Le programme novateur du « navire X » profitera à la MRC à bien des égards, car la simplification des capacités permet d’améliorer l’efficacité dans un vaste éventail d’opérations navales.

« Dans la même veine, ce programme permettra également à la MRC de déterminer, avec une certaine précision empirique, les lacunes de certains concepts et en quoi l’efficacité opérationnelle est potentiellement compromise. De toute façon, fournir un outil qui permet de favoriser les efforts d’innovation est une énorme victoire pour les responsables du développement des forces et pour notre collectivité opérationnelle. Après la modernisation réussie des navires de la classe Halifax, cela permet également à la MRC de s’inspirer des progrès réalisés par nos partenaires alliés », explique la Capc Sammut.

Bien qu’il dispose de son propre programme d’essai, le navire X ne sera pas complètement exclu des exigences maritimes quotidiennes et continuera de participer aux périodes d’entretien prévues, aux périodes en cale sèche et aux exercices de la flotte, ainsi que de soutenir le nouvel hélicoptère embarqué Cyclone.
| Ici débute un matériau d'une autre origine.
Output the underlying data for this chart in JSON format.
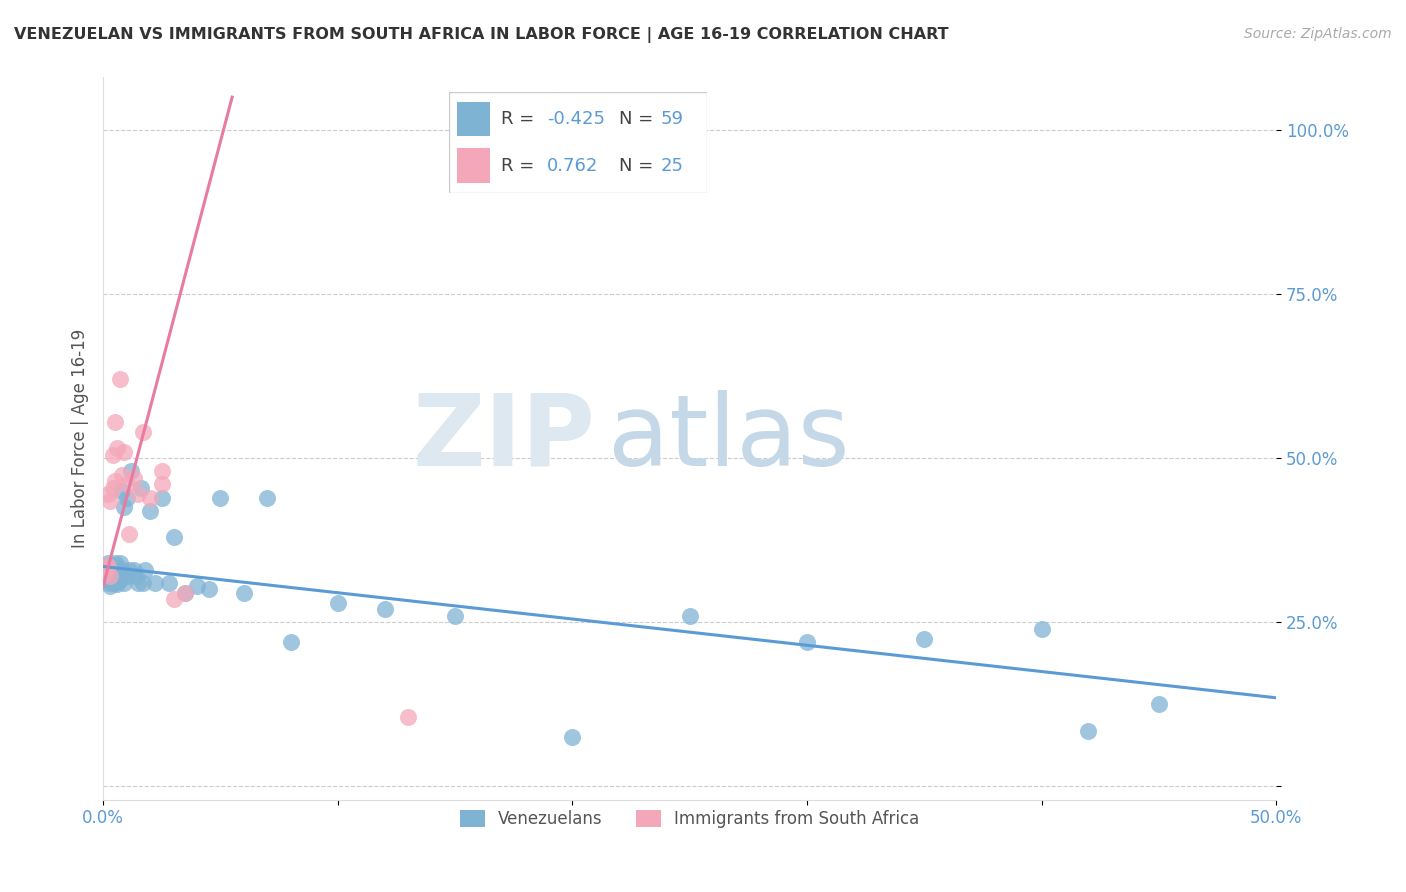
{
  "title": "VENEZUELAN VS IMMIGRANTS FROM SOUTH AFRICA IN LABOR FORCE | AGE 16-19 CORRELATION CHART",
  "source": "Source: ZipAtlas.com",
  "ylabel": "In Labor Force | Age 16-19",
  "xlim": [
    0.0,
    0.5
  ],
  "ylim": [
    -0.02,
    1.08
  ],
  "yticks": [
    0.0,
    0.25,
    0.5,
    0.75,
    1.0
  ],
  "ytick_labels": [
    "",
    "25.0%",
    "50.0%",
    "75.0%",
    "100.0%"
  ],
  "xticks": [
    0.0,
    0.1,
    0.2,
    0.3,
    0.4,
    0.5
  ],
  "xtick_labels": [
    "0.0%",
    "",
    "",
    "",
    "",
    "50.0%"
  ],
  "venezuelan_color": "#7fb3d3",
  "south_africa_color": "#f4a7b9",
  "trend_venezuela_color": "#5b9bd5",
  "trend_south_africa_color": "#e87ca0",
  "R_venezuela": -0.425,
  "N_venezuela": 59,
  "R_south_africa": 0.762,
  "N_south_africa": 25,
  "background_color": "#ffffff",
  "grid_color": "#cccccc",
  "tick_color": "#5b9bd5",
  "ven_trend_x0": 0.0,
  "ven_trend_x1": 0.5,
  "ven_trend_y0": 0.335,
  "ven_trend_y1": 0.135,
  "sa_trend_x0": 0.0,
  "sa_trend_x1": 0.055,
  "sa_trend_y0": 0.305,
  "sa_trend_y1": 1.05,
  "venezuelan_x": [
    0.001,
    0.001,
    0.001,
    0.001,
    0.002,
    0.002,
    0.002,
    0.002,
    0.003,
    0.003,
    0.003,
    0.003,
    0.004,
    0.004,
    0.004,
    0.005,
    0.005,
    0.005,
    0.006,
    0.006,
    0.006,
    0.007,
    0.007,
    0.008,
    0.008,
    0.009,
    0.009,
    0.01,
    0.01,
    0.011,
    0.012,
    0.013,
    0.014,
    0.015,
    0.016,
    0.017,
    0.018,
    0.02,
    0.022,
    0.025,
    0.028,
    0.03,
    0.035,
    0.04,
    0.045,
    0.05,
    0.06,
    0.07,
    0.08,
    0.1,
    0.12,
    0.15,
    0.2,
    0.25,
    0.3,
    0.35,
    0.4,
    0.42,
    0.45
  ],
  "venezuelan_y": [
    0.335,
    0.33,
    0.325,
    0.315,
    0.34,
    0.33,
    0.32,
    0.31,
    0.335,
    0.325,
    0.315,
    0.305,
    0.33,
    0.32,
    0.31,
    0.34,
    0.325,
    0.31,
    0.335,
    0.32,
    0.308,
    0.34,
    0.315,
    0.45,
    0.33,
    0.425,
    0.31,
    0.44,
    0.32,
    0.33,
    0.48,
    0.33,
    0.32,
    0.31,
    0.455,
    0.31,
    0.33,
    0.42,
    0.31,
    0.44,
    0.31,
    0.38,
    0.295,
    0.305,
    0.3,
    0.44,
    0.295,
    0.44,
    0.22,
    0.28,
    0.27,
    0.26,
    0.075,
    0.26,
    0.22,
    0.225,
    0.24,
    0.085,
    0.125
  ],
  "south_africa_x": [
    0.001,
    0.001,
    0.002,
    0.002,
    0.003,
    0.003,
    0.004,
    0.004,
    0.005,
    0.005,
    0.006,
    0.007,
    0.008,
    0.009,
    0.01,
    0.011,
    0.013,
    0.015,
    0.017,
    0.02,
    0.025,
    0.025,
    0.03,
    0.035,
    0.13
  ],
  "south_africa_y": [
    0.335,
    0.325,
    0.445,
    0.335,
    0.435,
    0.32,
    0.505,
    0.455,
    0.555,
    0.465,
    0.515,
    0.62,
    0.475,
    0.51,
    0.46,
    0.385,
    0.47,
    0.445,
    0.54,
    0.44,
    0.48,
    0.46,
    0.285,
    0.295,
    0.105
  ]
}
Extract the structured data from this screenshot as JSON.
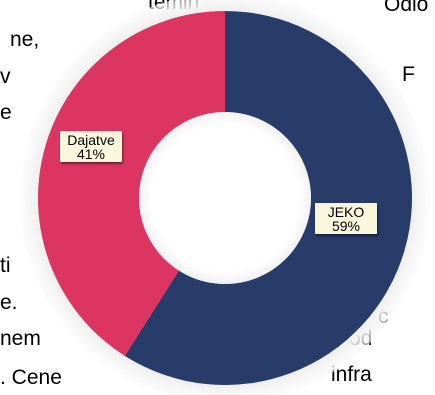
{
  "background_text": [
    "temin",
    "ne,",
    "v",
    "e",
    "ti",
    "e.",
    "nem",
    ". Cene",
    "Odlo",
    "F",
    "c",
    "od",
    "infra"
  ],
  "chart_data": {
    "type": "pie",
    "donut": true,
    "start_angle_deg": 0,
    "direction": "clockwise",
    "slices": [
      {
        "label": "JEKO",
        "value": 59,
        "value_label": "59%",
        "color": "#273c69"
      },
      {
        "label": "Dajatve",
        "value": 41,
        "value_label": "41%",
        "color": "#dc3561"
      }
    ],
    "title": "",
    "legend": "none"
  },
  "colors": {
    "ring_shadow": "#ececec",
    "hole": "#ffffff",
    "label_box": "#fbf7dc"
  }
}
« En fait, ces occasions contribuent à établir un milieu d’essai approprié afin que bon nombre de ces essais soient effectués », affirme la Capc Sammut.

Compte tenu du caractère unique du programme, le vice-amiral Mark Norman, commandant de la MRC, a ordonné la conception d’un insigne spécial pour le navire X. Dans les mois à venir, on communiquera plus d’information sur l’insigne.

Grâce au programme du navire X, qui permettra à la MRC de mener des expériences et des essais inédits, il s’agit d’une période fort remplie et passionnante pour les membres d’équipage du Montréal ainsi que pour le personnel de soutien à terre.